Re: How to conditionally disable a copy constructor?

From:
=?UTF-8?B?RGFuaWVsIEtyw7xnbGVy?= <daniel.kruegler@googlemail.com>
Newsgroups:
comp.lang.c++.moderated
Date:
Tue, 22 Nov 2011 16:39:29 -0800 (PST)
Message-ID:
<jahdo3$ueg$1@dont-email.me>
Am 22.11.2011 20:44, schrieb Andrzej Krzemie??ski:

I am trying to implement a template "wrapper" for any arbitrary type,
much like boost::optional. In fact I am trying to write my own
alternative implementation of optional. I want it to have the
following property: if the wrapped type T ptovides copy constructor,
optional<T> also provides a copy constructor; similarly, optional<T>
provides a move constructor iff T provides one. With concepts (as
defined in N2914), I would express it like this:

   template< typename T>
   struct Optional
   {
      requires CopyConstructible<T>
    Optional( Optional const& );

       requires MoveConstructible<T>
    Optional( Optional&& );
   };


Note that even with concepts these constrained member functions would
not have changed the actual copy-constructor into a "constrained special
member function", see 9.2 p19:

"A constrained member is treated as a constrained template (14.11)
whose template requirements include the requirements specified in its
member-requirement clause and the requirements of each enclosing
constrained template."

This has the effect that 12.8, especially footnote 113:

"Because a template constructor or a constructor whose first parameter
is an rvalue reference is never a copy constructor, the presence of such
a constructor does not suppress the implicit declaration of a copy
constructor. Such constructors participate in overload resolution with
other constructors, including copy constructors, and, if selected, will
be used to copy an object."

was still in effect and thus would not have prevented the copy/move
constructor to be declared.

Do you know of any way to implement similar behavior in C++11? The
enable_if trick does not seem to work for disabling the default
constructor.


I assume here, that instead of the "default constructor" you actually
mean the "implicitly-declared copy/move constructor" (otherwise I
wouldn't understand your previous comment about constrained member
functions).

If I correctly understand you, Optional does not contain a member or
base of type T (otherwise the compiler-declared constructors would
already work as intended), instead you have some opaque buffer for the
to be constructed T. In this case, I suggest the following approach
(ignoring the copy/move assignment operations for the moment):

Invent the following empty types:

struct copy_move1 {};
struct copy_move2 {};

struct move_no_copy {
  move_no_copy(const move_no_copy&) = delete;
  move_no_copy(move_no_copy&&) = default;
};

struct copy_no_move {
  copy_no_move(const copy_no_move&) = default;
  copy_no_move(copy_no_move&&) = delete;
};

Define a so-called TransformationTrait (see 20.9.1), name it copy_base,
that has a single template parameter T and that defines a member type
"type" such that

if std::is_copy_constructible<T>::value == true then type is equal to
copy_move1, else type is equal to move_no_copy.

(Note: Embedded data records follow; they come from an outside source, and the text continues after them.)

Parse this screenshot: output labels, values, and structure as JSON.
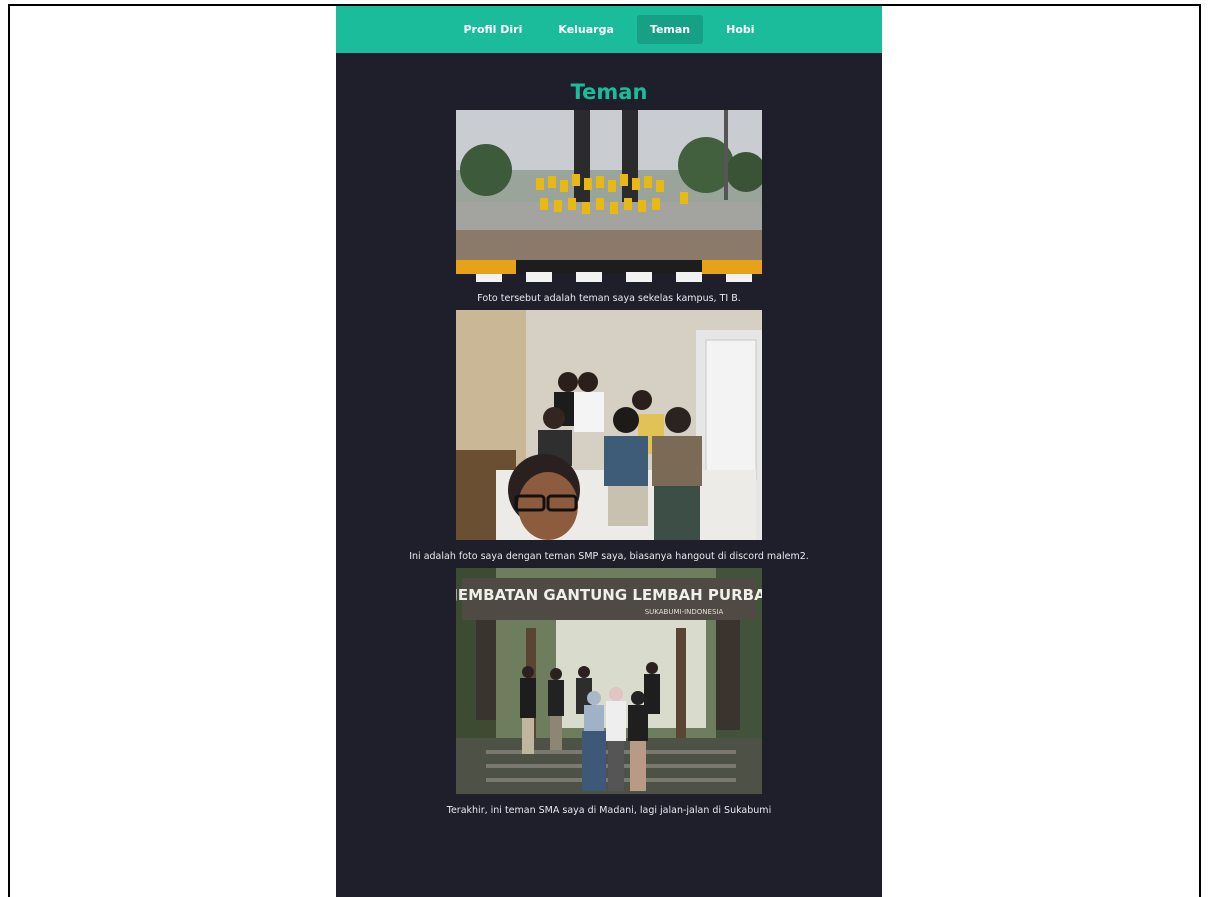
{
  "nav": {
    "items": [
      {
        "label": "Profil Diri"
      },
      {
        "label": "Keluarga"
      },
      {
        "label": "Teman",
        "active": true
      },
      {
        "label": "Hobi"
      }
    ]
  },
  "page_title": "Teman",
  "photos": [
    {
      "caption": "Foto tersebut adalah teman saya sekelas kampus, TI B."
    },
    {
      "caption": "Ini adalah foto saya dengan teman SMP saya, biasanya hangout di discord malem2."
    },
    {
      "caption": "Terakhir, ini teman SMA saya di Madani, lagi jalan-jalan di Sukabumi",
      "sign_text": "JEMBATAN GANTUNG LEMBAH PURBA",
      "sign_subtext": "SUKABUMI-INDONESIA"
    }
  ],
  "colors": {
    "accent": "#1abc9c",
    "accent_dark": "#16a085",
    "background": "#1f1f2b"
  }
}
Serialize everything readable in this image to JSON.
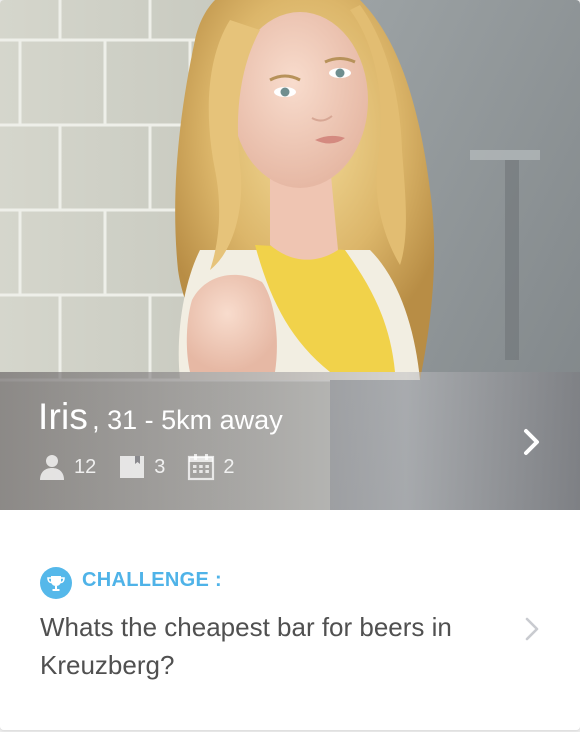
{
  "profile": {
    "name": "Iris",
    "age_distance": ", 31 - 5km away",
    "stats": [
      {
        "icon": "person-icon",
        "count": "12"
      },
      {
        "icon": "book-icon",
        "count": "3"
      },
      {
        "icon": "calendar-icon",
        "count": "2"
      }
    ]
  },
  "challenge": {
    "label": "CHALLENGE :",
    "question": "Whats the cheapest bar for beers in Kreuzberg?"
  },
  "colors": {
    "accent": "#4fb3e8",
    "text_dark": "#505050",
    "white": "#ffffff"
  },
  "icons": {
    "open": "chevron-right-icon",
    "challenge": "trophy-icon"
  }
}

This can easily be realized via std::conditional:

template<class T>
struct copy_base : std::conditional<
  std::is_copy_constructible<T>::value,
  copy_move1, move_no_copy>
{};

Define a second TransformationTrait, name it move_base, that has a
single template parameter T and that defines a member type "type" such that

if std::is_move_constructible<T>::value == true then type is equal to
copy_move2, else type is equal to copy_no_move.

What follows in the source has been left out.